Вечером шел из Рехавии дорогой на Газу, потом по Керен а-Йесод, к улице Зеева Жаботинского и Йемин Моше, где стоит мельница Монтефиоре, основавшего первый квартал вне стен Старого города, и где в небольшом отеле жил автор великого, уровня фолкнеровского «Медведя», рассказа «На память обо мне» — Сол Беллоу несколько дней подряд открывал утром дверь комнаты и видел слева взгорье Яффских ворот, а справа вдали — тот склон, по которому теперь можно спуститься — мимо музея Менахема Бегина и Шотландской церкви — к Синематеке в Саду Вольфсона, чей почтовый адрес содержит слово «Геенном». Так я и поступил, но прежде застыл на пешеходном мостике над дорогой на Хеврон. Я стоял и размышлял о том, что люди, проходящие мимо, наверное, не видят того, что вижу я, — иначе они бы замерли и долго не сходили бы с места, едва сдерживая дыхание. Позади закат все гуще окрашивал тлеющие тихим огнем камни Иерусалима. Впереди на востоке в сизой дымке светился изнутри город, рассыпанный по двум горам. Уже там и здесь блестели бриллиантовые и жемчужные огоньки. И за этими горами — за городом — не было ничего, кроме глубокого неба. Никогда прежде я не видел ничего подобного. Даже стоя на берегу моря или океана, никогда не испытывал я пронзающего мозжечок ощущения, что нахожусь на краю света. Сначала мне казалось, что там, за восточной частью города, в дали, затянутой пеленой и надвигающейся теменью, находится море. Так оно на самом деле и есть: с самых высоких башен Старого города в особенно ясную погоду можно рассмотреть Мертвое море. Впечатление того, что сразу на востоке за Иерусалимом начинается открытый космос, объясняется просто, но это нисколько не умаляет его, впечатления, величия: сразу за городом пролегает Иудейская пустыня, которая размеренно погружается в самую глубокую земную впадину на планете, на донышке которой — Мертвое море и, согласно одной из гипотез, театр военных действий будущего Армагеддона.
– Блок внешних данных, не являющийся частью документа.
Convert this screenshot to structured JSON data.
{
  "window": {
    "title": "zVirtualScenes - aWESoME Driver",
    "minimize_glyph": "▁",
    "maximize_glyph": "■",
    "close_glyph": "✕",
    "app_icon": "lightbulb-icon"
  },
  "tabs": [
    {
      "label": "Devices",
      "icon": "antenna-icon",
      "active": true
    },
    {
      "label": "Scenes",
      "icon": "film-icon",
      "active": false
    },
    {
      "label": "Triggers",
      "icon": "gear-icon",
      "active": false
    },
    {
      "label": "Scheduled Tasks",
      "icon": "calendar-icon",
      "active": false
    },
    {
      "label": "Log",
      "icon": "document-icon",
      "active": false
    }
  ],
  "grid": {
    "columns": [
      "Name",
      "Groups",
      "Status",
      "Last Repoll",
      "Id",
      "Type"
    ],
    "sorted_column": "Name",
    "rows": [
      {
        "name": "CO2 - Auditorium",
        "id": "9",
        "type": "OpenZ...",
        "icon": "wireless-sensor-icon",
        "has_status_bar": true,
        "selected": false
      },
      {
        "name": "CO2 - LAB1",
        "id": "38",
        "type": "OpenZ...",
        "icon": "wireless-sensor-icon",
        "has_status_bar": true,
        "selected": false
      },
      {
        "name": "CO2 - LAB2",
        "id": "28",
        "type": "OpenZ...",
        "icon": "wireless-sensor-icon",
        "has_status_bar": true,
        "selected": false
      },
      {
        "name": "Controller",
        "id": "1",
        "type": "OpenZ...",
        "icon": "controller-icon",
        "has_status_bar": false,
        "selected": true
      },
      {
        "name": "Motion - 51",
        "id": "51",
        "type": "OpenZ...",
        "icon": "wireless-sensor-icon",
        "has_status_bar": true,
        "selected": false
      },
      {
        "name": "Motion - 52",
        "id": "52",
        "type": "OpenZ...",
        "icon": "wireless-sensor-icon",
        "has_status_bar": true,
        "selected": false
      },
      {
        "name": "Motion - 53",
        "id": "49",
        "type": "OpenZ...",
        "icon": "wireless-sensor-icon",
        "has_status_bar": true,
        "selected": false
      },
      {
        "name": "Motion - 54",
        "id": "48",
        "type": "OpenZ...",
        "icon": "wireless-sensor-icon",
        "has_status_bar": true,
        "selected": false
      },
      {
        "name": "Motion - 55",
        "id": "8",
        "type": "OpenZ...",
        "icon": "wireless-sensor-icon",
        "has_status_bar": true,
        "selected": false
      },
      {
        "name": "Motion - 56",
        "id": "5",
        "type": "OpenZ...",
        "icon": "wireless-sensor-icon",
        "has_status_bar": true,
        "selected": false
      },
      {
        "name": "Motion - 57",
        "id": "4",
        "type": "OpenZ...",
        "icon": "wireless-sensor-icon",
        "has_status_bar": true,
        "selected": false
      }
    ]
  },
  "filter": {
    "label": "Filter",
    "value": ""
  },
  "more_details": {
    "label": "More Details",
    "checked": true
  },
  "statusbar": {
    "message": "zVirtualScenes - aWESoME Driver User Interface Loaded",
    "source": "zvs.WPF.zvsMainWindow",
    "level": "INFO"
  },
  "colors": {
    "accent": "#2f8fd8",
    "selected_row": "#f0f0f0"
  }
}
Закат — царь Иерусалима. Белый известняк — минерализованное миллионолетнее время вод доисторического океана Тетис — теплеет на закате, и сезанновский персиковый оттенок камня вторит черепице крыш квартала Йемин Моше и Синематеки. Узкие ленты изгибающихся пешеходных мостиков открывают наблюдателю «поприще воскрешения последнего дня» — долину Кедрона, реки, куда стекала жертвенная кровь, употреблявшаяся садовниками как удобрение. Говорят, в Иерусалиме до сих пор можно встретить землевладения, чьи почвы обладают необъяснимой тучностью. Сюда же, к Кедрону, ныне забранному в трубы, от Храмовой горы вели подземные тоннели, по которым выносилось нечистое и разбитые идолы, свидетели неустанной борьбы пророков с язычеством. К северу виднеется монастырь Гефсиманского сада и череда почитаемых гробниц, одну из которых приписывают Авшалому. Она полна камней, многие века бросаемых в провалы ее стен в знак презрения к непокорному царскому сыну (худое помнится тверже хорошего; где, например, могила — пусть мифическая — самого Давида?). Городская легенда сообщает, что в год рождения А.С.Пушкина по этой гробнице палила наполеоновская артиллерия, выражая таким образом порицание Авессалома.
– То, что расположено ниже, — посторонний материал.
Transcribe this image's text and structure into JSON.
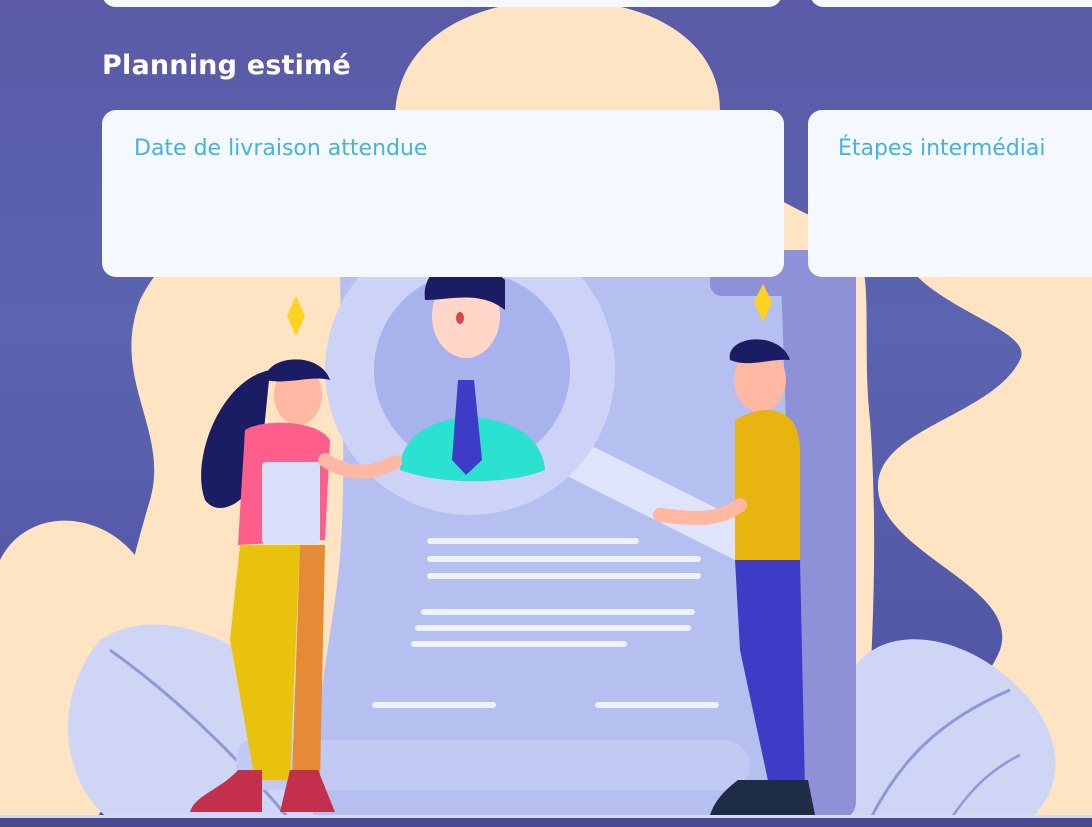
{
  "planning": {
    "title": "Planning estimé",
    "fields": [
      {
        "label": "Date de livraison attendue"
      },
      {
        "label": "Étapes intermédiai"
      }
    ]
  },
  "colors": {
    "background": "#5a5aa6",
    "card": "#f5f8ff",
    "label": "#43b3e0",
    "blob": "#ffe5c4"
  }
}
На закате из Старого города с глухим дребезгом доносится бой колокола. Всё чудится нереальным, без всякой мистики и предвосхищения чудесного. Совершенно беспримесное, исключительно ландшафтное зрение покоряет и изменяет сознание, и глаз не в силах оторваться от этого тихого отсвета, который преображает всё вокруг таинственной прозрачностью. Иерусалим словно приподнимается над собой — еще выше в небо: вот откуда это ощущение, что здесь ты будто на Лапуте, на некоем парящем острове.
Первое упоминание Иерусалима отыскивается на клинописных египетских табличках четырехтысячелетней давности — в заклятиях против городов, враждебных XII династии фараонов. Три тысячелетия назад название города предположительно звучало как Ирушалем, и есть гипотеза, что это — от «иарах» — «основывать» и «Шалим» или «Шулману» — от имени западносемитского божества заката, бывшего покровителем города. Таким образом, Ирушалем — «основание Шалима», «основание заката». В Мидрашах же название города обычно связывается со словом «шалом» («мир» — иврит). А позднее греческое название города связывает его с оплотом святости — вот почему «иерос» по-гречески означает «святой».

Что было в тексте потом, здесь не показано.